"Now, I've read books," continued Jim, "and they always end just where they really should begin. When in the book story they decide to get married, then they stop short. If I should ever write a story, which I ain't likely to do, with my little learnin', I'd not stop there, but I'd let that end only the first chapter and I'd let the story go on with its joy and sorrow and its hope and its fear and the problems big and little; the blessings so rare that follow along even as they do in real life.
"If I'm not tiring you, I'd be glad to give you another half chapter afore we all quit and turn in for the night."

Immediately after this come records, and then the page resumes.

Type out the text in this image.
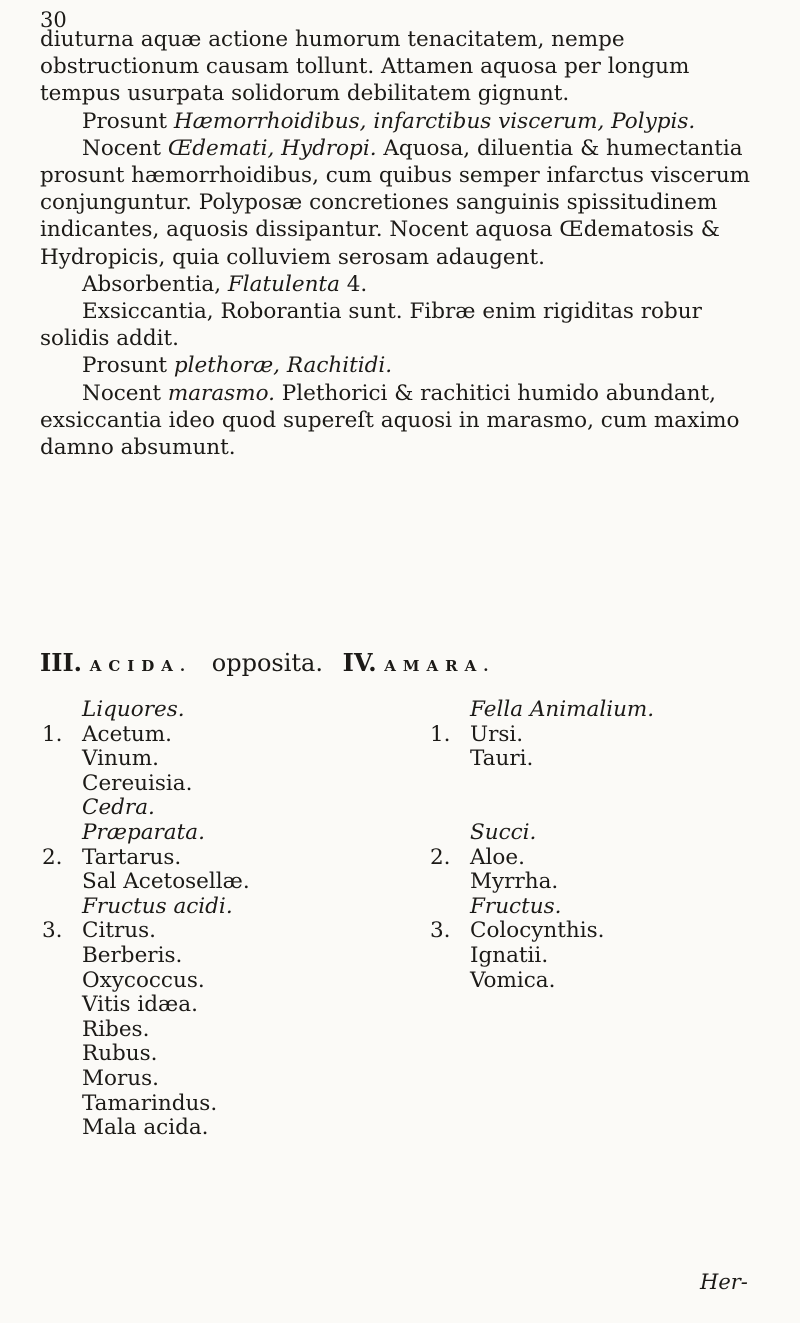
30

diuturna aquæ actione humorum tenacitatem, nempe obstructionum causam tollunt. Attamen aquosa per longum tempus usurpata solidorum debilitatem gignunt.

Prosunt Hæmorrhoidibus, infarctibus viscerum, Polypis.

Nocent Œdemati, Hydropi. Aquosa, diluentia & humectantia prosunt hæmorrhoidibus, cum quibus semper infarctus viscerum conjunguntur. Polyposæ concretiones sanguinis spissitudinem indicantes, aquosis dissipantur. Nocent aquosa Œdematosis & Hydropicis, quia colluviem serosam adaugent.

Absorbentia, Flatulenta 4.

Exsiccantia, Roborantia sunt. Fibræ enim rigiditas robur solidis addit.

Prosunt plethoræ, Rachitidi.

Nocent marasmo. Plethorici & rachitici humido abundant, exsiccantia ideo quod supereſt aquosi in marasmo, cum maximo damno absumunt.

III. ACIDA. opposita. IV. AMARA.
Liquores.
1. Acetum.
Vinum.
Cereuisia.
Cedra.
Præparata.
2. Tartarus.
Sal Acetosellæ.
Fructus acidi.
3. Citrus.
Berberis.
Oxycoccus.
Vitis idæa.
Ribes.
Rubus.
Morus.
Tamarindus.
Mala acida.
Fella Animalium.
1. Ursi.
Tauri.
Succi.
2. Aloe.
Myrrha.
Fructus.
3. Colocynthis.
Ignatii.
Vomica.
Her-
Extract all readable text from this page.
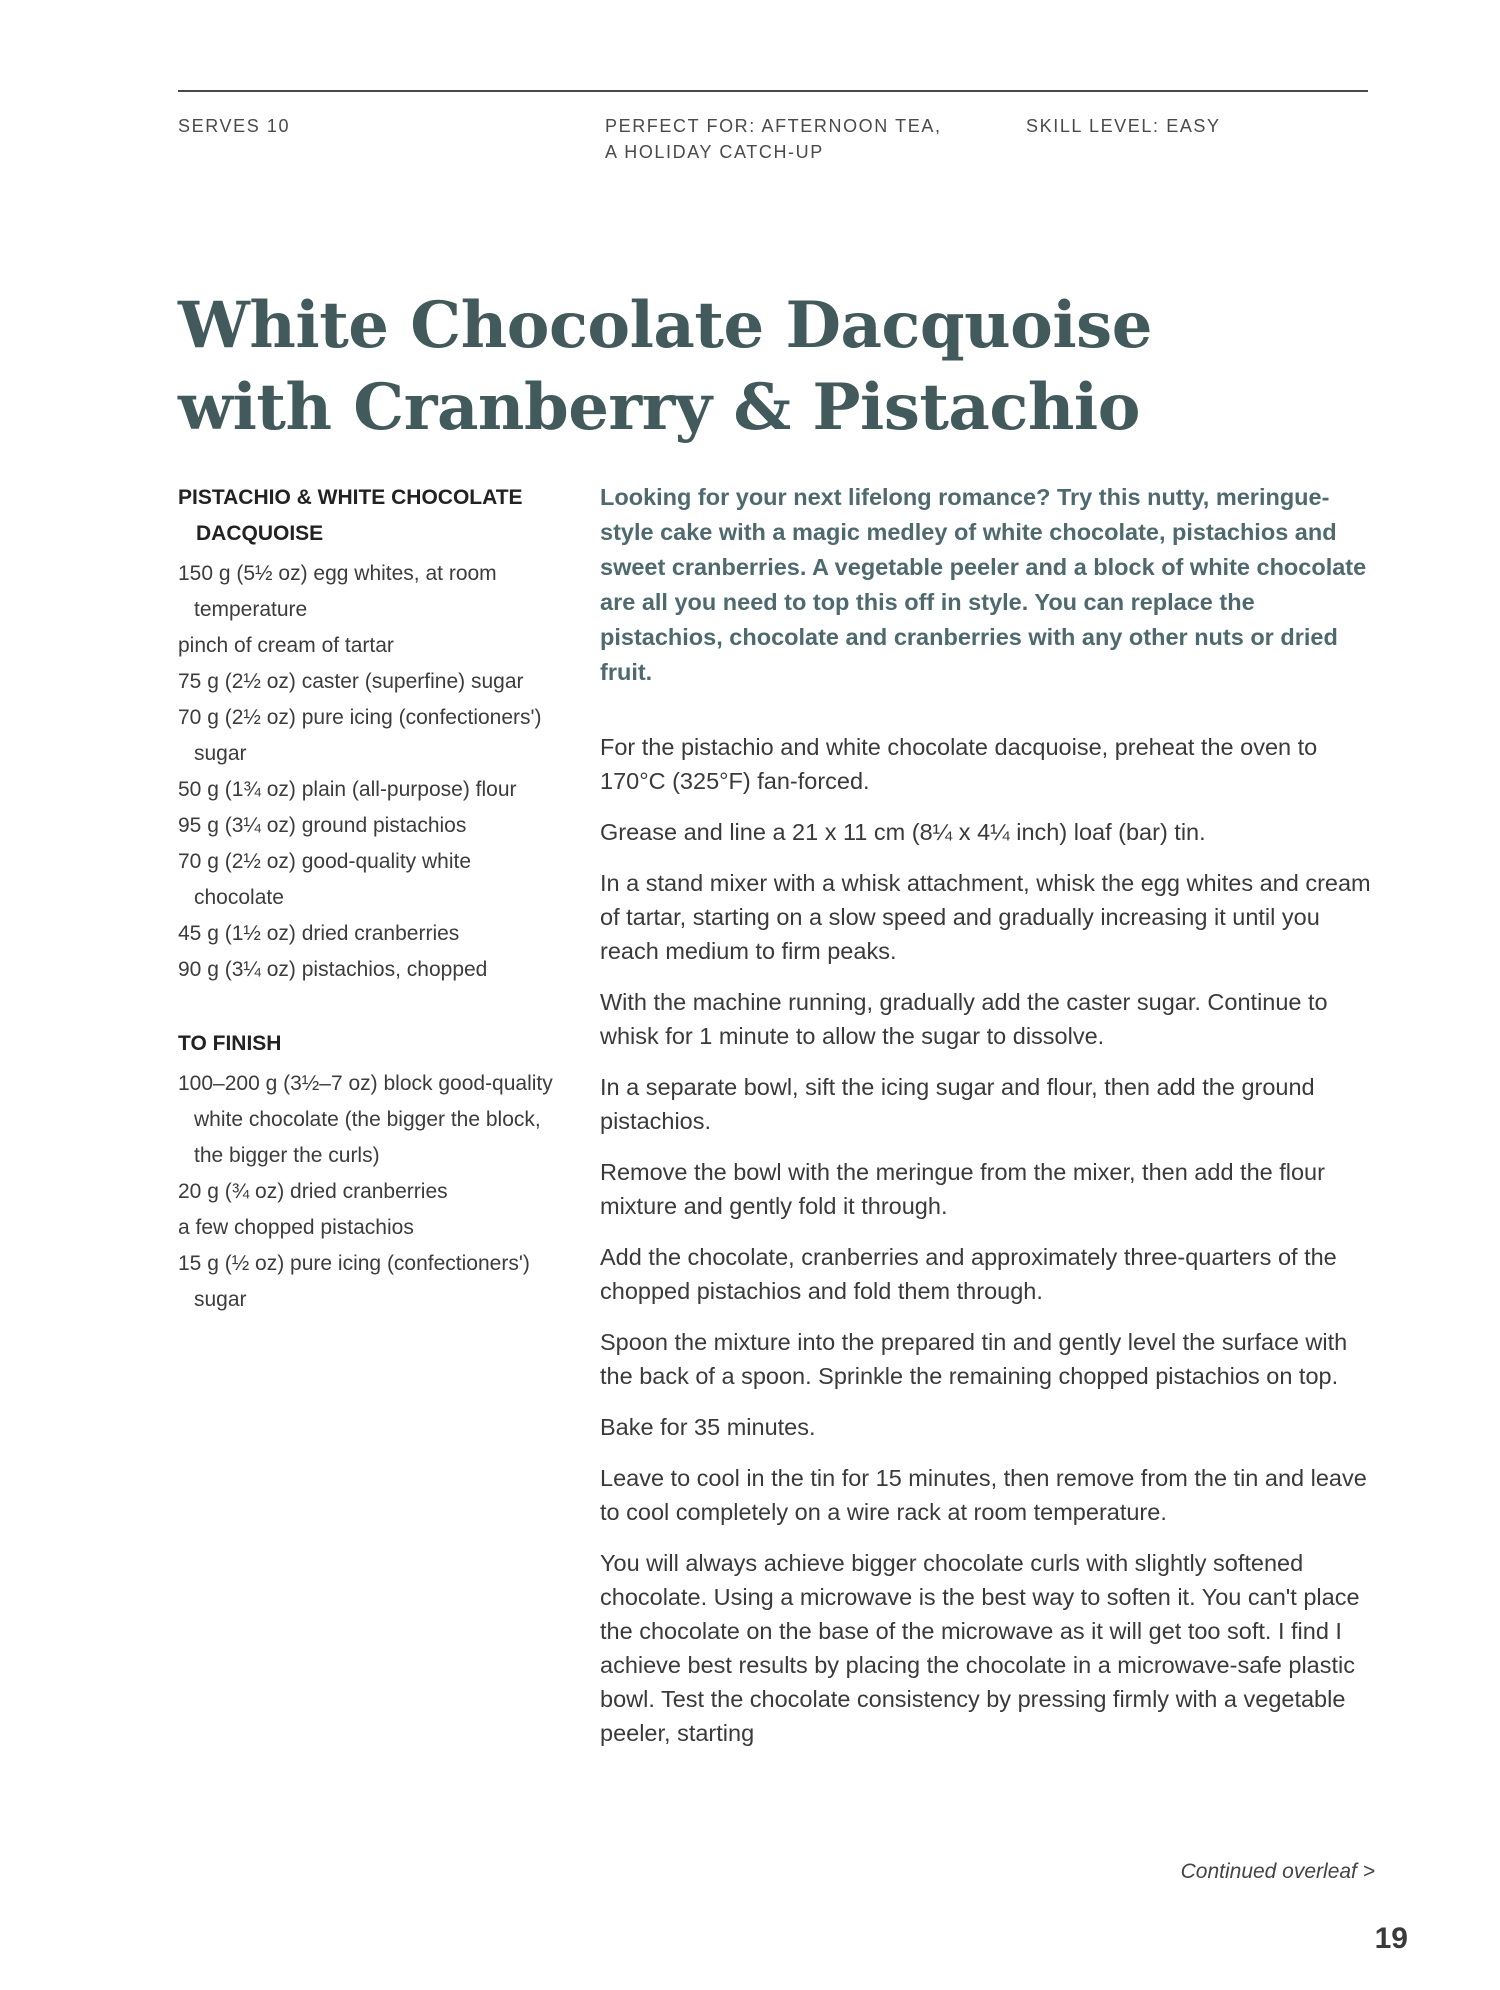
SERVES 10	PERFECT FOR: AFTERNOON TEA,
A HOLIDAY CATCH-UP
SKILL LEVEL: EASY
White Chocolate Dacquoise
with Cranberry & Pistachio
PISTACHIO & WHITE CHOCOLATE DACQUOISE
150 g (5½ oz) egg whites, at room temperature
pinch of cream of tartar
75 g (2½ oz) caster (superfine) sugar
70 g (2½ oz) pure icing (confectioners') sugar
50 g (1¾ oz) plain (all-purpose) flour
95 g (3¼ oz) ground pistachios
70 g (2½ oz) good-quality white chocolate
45 g (1½ oz) dried cranberries
90 g (3¼ oz) pistachios, chopped
TO FINISH
100–200 g (3½–7 oz) block good-quality white chocolate (the bigger the block, the bigger the curls)
20 g (¾ oz) dried cranberries
a few chopped pistachios
15 g (½ oz) pure icing (confectioners') sugar

Looking for your next lifelong romance? Try this nutty, meringue-style cake with a magic medley of white chocolate, pistachios and sweet cranberries. A vegetable peeler and a block of white chocolate are all you need to top this off in style. You can replace the pistachios, chocolate and cranberries with any other nuts or dried fruit.

For the pistachio and white chocolate dacquoise, preheat the oven to 170°C (325°F) fan-forced.

Grease and line a 21 x 11 cm (8¼ x 4¼ inch) loaf (bar) tin.

In a stand mixer with a whisk attachment, whisk the egg whites and cream of tartar, starting on a slow speed and gradually increasing it until you reach medium to firm peaks.

With the machine running, gradually add the caster sugar. Continue to whisk for 1 minute to allow the sugar to dissolve.

In a separate bowl, sift the icing sugar and flour, then add the ground pistachios.

Remove the bowl with the meringue from the mixer, then add the flour mixture and gently fold it through.

Add the chocolate, cranberries and approximately three-quarters of the chopped pistachios and fold them through.

Spoon the mixture into the prepared tin and gently level the surface with the back of a spoon. Sprinkle the remaining chopped pistachios on top.

Bake for 35 minutes.

Leave to cool in the tin for 15 minutes, then remove from the tin and leave to cool completely on a wire rack at room temperature.

You will always achieve bigger chocolate curls with slightly softened chocolate. Using a microwave is the best way to soften it. You can't place the chocolate on the base of the microwave as it will get too soft. I find I achieve best results by placing the chocolate in a microwave-safe plastic bowl. Test the chocolate consistency by pressing firmly with a vegetable peeler, starting

Continued overleaf >
19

Jim put down his empty tea cup with a smack of appreciation at his wife's proper brewing and deliberately cut off a fresh slice of tobacco and crushed it into the bowl of his pipe, and I knew that for at least a half hour, the story would go on, the story that was so real to him and now so fascinating to me.
"Bein' both of us very sure, and the Lord havin' given the sign o' His good pleasure, there beyond Brigus, we didn't wait long afore we were hitched up.
"We begun right here in this house and we started right in here the first night and we went to work on the flakes the next morning. We didn't go off no where's for a honey-mooning.
"I reckon there's no place a real woman would rather go at that time than to the new home where her life is agoin' to be lived, and that vacationing then ain't best for either. In any case we never thought a travelling, for you see the cod was running well and 'twas the height of the season and we had to fill the flakes, while we could.
"A man and a woman who gets married has to get acquainted and adjusted one to the other and there's no better place for learnin' to conform than right where they are agoin' to live and raise their children.
"Course a couple can just pretend for a spell there ain't any work to be done, but there is, and I reckon the sooner they face it, the better for all concerned. If you're agoin' to cut bait, there's no use standin' round dreadin' it.
"When I was a boy we used to have in our house a religious book with pictures of saints in it and every blessed one on' 'em had a ring around their head, halos, I think they call 'em; now I callate that a home ought to have some kind of a halo over it and it's easier to get it fastened on just right when your startin' married life and if you don't get it on then, like's not you'll never have a real home but just a house for feeding and sleeping.
"We got the halo fixed on, eh, Effie," and the fisherman's eyes confirmed his words.